Taoiseach Brian Cowen says a new purpose-built facility in Cork will cater for future child psychiatric admissions in the southeast from early December. However, the head of Ireland’s leading independent children’s charity has painted a “dismal picture” of the State’s neglect of psychologically-vulnerable youngsters, despite the best efforts of frontline staff.

Two boys and a girl aged 17, and a 14-year-old girl were admitted to the Waterford Adult Mental Health services unit last Sunday and Monday week, despite the fact that since July 2009 no-one under-16 is supposed to be placed in an adult psychiatric setting. Indeed, the minimum age limit is to be raised to 17 from December 1st and to 18 in late 2011.

The HSE said it was “exceptional and uncommon” for adolescents to have been admitted to the 44-bed Waterford unit. However, it’s been revealed that 200 young people were taken into adult psychiatric units last year – seven of them on an involuntary basis.

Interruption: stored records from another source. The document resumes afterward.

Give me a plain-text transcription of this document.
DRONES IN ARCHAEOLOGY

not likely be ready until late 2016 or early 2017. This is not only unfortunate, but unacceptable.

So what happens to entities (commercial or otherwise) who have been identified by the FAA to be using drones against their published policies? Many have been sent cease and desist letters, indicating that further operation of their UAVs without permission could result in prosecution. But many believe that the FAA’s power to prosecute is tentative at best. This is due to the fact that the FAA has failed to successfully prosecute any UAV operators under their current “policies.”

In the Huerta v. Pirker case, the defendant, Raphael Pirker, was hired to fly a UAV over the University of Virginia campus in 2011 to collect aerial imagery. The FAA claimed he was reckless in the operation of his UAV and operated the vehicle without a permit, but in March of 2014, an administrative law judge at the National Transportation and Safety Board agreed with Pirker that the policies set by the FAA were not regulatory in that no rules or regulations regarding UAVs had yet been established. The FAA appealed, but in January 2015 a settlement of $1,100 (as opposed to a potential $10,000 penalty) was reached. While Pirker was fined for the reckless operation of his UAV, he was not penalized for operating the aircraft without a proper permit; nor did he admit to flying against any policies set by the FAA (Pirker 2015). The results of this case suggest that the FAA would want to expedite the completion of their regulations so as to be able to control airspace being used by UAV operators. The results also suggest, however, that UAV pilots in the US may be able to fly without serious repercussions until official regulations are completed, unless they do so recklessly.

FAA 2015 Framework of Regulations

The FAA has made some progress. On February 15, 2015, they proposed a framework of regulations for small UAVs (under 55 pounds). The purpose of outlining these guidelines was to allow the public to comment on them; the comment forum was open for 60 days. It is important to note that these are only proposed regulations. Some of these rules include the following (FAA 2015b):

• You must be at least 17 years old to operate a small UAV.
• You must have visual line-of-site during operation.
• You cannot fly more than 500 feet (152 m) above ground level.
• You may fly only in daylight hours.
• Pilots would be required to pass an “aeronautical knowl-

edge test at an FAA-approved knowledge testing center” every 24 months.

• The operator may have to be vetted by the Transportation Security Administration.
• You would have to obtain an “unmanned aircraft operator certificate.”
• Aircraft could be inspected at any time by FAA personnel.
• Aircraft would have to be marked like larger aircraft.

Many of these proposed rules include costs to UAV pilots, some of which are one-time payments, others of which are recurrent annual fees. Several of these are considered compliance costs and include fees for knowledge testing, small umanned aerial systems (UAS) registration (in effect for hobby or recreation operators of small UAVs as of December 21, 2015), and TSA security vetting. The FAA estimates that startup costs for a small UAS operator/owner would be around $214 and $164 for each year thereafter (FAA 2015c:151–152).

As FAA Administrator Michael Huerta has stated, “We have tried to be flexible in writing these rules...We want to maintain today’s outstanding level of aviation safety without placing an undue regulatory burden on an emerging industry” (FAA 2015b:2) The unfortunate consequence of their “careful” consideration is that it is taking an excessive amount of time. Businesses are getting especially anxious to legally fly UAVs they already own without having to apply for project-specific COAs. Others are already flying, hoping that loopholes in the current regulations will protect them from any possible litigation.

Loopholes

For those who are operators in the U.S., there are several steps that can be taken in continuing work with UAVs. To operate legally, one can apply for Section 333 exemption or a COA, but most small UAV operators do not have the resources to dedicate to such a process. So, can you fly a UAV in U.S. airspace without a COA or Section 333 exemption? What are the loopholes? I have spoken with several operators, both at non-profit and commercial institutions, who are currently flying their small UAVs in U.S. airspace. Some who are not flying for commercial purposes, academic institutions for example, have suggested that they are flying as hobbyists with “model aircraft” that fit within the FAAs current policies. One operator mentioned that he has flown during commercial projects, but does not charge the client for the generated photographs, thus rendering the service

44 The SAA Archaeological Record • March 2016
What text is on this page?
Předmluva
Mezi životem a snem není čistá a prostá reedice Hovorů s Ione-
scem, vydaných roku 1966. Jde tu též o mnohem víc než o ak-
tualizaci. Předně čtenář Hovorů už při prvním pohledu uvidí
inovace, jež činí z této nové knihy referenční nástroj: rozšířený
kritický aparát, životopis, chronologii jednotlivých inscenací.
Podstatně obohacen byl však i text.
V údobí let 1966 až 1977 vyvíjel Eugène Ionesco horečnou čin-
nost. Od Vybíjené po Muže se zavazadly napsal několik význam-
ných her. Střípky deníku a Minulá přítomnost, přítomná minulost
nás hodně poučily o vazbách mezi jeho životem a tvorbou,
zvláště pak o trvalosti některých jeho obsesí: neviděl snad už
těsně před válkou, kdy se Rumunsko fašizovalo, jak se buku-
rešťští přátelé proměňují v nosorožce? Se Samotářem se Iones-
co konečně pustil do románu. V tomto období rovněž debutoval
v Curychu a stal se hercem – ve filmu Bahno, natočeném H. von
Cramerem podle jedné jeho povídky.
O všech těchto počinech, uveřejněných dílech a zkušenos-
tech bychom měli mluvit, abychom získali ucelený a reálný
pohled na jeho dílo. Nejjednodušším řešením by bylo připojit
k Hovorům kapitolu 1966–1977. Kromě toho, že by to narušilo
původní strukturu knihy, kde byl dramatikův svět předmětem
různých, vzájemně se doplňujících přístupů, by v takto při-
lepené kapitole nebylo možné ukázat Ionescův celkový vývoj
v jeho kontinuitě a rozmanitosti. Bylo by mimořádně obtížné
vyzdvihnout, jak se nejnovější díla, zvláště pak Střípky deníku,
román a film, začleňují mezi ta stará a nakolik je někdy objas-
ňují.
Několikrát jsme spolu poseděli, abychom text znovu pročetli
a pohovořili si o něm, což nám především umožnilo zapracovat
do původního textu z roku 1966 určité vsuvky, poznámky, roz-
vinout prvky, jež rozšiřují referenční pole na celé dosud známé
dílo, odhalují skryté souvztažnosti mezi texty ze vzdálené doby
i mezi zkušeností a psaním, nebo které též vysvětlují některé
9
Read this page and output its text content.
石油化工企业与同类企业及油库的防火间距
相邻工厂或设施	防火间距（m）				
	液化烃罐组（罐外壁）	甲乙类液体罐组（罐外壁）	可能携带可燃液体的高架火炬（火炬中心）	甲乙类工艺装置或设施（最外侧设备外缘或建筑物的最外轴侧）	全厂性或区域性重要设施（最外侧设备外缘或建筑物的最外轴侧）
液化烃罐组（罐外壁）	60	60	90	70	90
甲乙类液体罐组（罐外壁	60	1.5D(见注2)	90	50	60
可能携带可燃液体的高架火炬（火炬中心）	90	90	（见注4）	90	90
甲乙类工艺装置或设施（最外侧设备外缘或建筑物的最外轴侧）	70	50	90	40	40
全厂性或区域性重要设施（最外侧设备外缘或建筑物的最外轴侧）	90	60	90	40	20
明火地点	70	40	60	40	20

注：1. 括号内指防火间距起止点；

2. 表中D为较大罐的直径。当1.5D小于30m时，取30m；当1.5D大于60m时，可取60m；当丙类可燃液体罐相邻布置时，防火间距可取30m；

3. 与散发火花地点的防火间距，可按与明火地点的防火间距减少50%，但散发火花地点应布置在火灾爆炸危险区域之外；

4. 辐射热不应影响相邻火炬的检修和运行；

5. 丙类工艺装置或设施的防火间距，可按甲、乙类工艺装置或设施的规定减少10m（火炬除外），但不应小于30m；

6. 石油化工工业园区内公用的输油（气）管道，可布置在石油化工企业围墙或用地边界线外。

The Psychiatric Nurses Association says teenagers have been turning up at hospital emergency departments all over the country with mental-health complaints. Consultants are admitting them to general children’s wards in some cases rather than turning them away. They receive one-to-one psychiatric care in the paediatric wards, but the situation is “far from ideal,” said PNA chairman Liam MacNamara. “If a child receives the proper treatment, they may never have a problem again,” he added.